With soccer practices Monday through Thursday every week and games scattered in between, finding time to fit his schedule has been tough, especially considering that Shipnuck has covered many of the world’s biggest sporting events in recent years: the Super Bowl, the Masters, the U.S. Open, the PGA Championship, the Ryder Cup and the Olympics, for which he spent 18 days in Rio de Janeiro.

Shipnuck (left) with U.S. Open champion and 2016 Player of the Year Dustin Johnson (right) his agent David Winkle at Sherwood County Country Club in Thousand Oaks.
Despite his current bustling life as a father, coach, writer and golfer that spans many different locations and jobs, it all began for Shipnuck quite simply. Since college, the only job Shipnuck has ever held is as a writer for SI. With a clear goal in 1994 as a 21-year-old intern, he wrote his first cover story for SI. Two years later when he was hired, he became the youngest staff writer in SI’s history.
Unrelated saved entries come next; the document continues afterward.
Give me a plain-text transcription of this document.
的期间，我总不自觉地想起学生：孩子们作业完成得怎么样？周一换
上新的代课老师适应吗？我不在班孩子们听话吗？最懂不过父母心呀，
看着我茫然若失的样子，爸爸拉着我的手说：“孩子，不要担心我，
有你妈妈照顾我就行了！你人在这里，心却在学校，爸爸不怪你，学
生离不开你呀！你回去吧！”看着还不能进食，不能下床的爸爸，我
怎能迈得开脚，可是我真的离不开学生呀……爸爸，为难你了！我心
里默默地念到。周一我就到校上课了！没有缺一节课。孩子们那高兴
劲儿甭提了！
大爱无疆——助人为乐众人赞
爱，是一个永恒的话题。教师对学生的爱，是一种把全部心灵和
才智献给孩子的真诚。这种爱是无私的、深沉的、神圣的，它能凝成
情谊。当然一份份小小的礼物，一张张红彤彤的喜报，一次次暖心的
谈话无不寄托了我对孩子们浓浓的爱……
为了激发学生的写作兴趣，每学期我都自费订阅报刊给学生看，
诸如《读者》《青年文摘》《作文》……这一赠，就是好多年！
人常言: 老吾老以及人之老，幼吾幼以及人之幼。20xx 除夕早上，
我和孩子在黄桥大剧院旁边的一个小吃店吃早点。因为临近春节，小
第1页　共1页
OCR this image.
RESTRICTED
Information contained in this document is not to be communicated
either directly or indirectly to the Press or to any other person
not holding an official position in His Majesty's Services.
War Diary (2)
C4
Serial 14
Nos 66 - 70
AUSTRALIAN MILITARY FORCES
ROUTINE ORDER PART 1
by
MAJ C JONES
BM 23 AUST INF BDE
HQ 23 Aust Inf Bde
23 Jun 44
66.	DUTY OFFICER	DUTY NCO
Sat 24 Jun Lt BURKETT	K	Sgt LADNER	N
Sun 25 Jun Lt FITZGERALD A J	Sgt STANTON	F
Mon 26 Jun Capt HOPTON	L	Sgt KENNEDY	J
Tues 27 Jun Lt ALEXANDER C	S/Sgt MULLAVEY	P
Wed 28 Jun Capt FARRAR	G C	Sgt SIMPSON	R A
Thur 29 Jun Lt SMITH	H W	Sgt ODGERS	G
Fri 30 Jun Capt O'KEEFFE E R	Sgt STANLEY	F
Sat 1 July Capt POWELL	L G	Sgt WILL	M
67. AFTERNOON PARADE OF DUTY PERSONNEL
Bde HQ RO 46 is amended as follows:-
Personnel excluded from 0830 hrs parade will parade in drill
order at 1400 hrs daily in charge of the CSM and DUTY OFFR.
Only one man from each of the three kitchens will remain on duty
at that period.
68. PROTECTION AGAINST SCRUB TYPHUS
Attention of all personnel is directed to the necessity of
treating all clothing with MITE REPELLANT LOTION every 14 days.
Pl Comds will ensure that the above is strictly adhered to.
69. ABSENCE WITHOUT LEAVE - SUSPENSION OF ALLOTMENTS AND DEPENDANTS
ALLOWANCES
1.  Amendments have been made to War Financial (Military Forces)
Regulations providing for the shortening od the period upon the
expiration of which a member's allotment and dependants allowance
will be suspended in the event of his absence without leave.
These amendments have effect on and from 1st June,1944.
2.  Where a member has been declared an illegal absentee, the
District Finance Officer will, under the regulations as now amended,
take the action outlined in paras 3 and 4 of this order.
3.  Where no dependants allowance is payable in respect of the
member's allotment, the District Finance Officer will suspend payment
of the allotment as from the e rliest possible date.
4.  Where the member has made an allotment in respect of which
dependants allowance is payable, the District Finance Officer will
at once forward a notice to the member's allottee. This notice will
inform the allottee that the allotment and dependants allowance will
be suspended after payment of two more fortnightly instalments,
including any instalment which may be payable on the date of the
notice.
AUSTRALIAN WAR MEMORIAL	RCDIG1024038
But the story of his journey to the highest ranks of journalism began at a young age. In fact, it began with the very magazine for which he now writes.
Growing up as a seventh grader in Salinas, Shipnuck’s favorite magazine was Sports Illustrated. His father’s girlfriend was a subscriber, giving young Alan access to countless pages of sports literature. And so he began to collect sports stories and dissect them, finding patterns the writers used and effective journalism methods.
Beginning in middle school, Shipnuck has always been a part of the journalism world. He joined the newspaper at his middle school and then the yearbook in high school. However, it was in high school that his journalism career really took off.
“An important milestone for me came in my junior year of high school,” Shipnuck reminisces. “I was reading the Salinas Californian, and there was a little ad that said, ‘Sports Writers Wanted.’ So I just called them up, and they gave me a one-game trial. Even though I was only 16, I had been doing it since seventh grade and knew what I was doing. And when the editor had finished reading my story, he asked me, ‘Are you sure you’ve never done this before?’”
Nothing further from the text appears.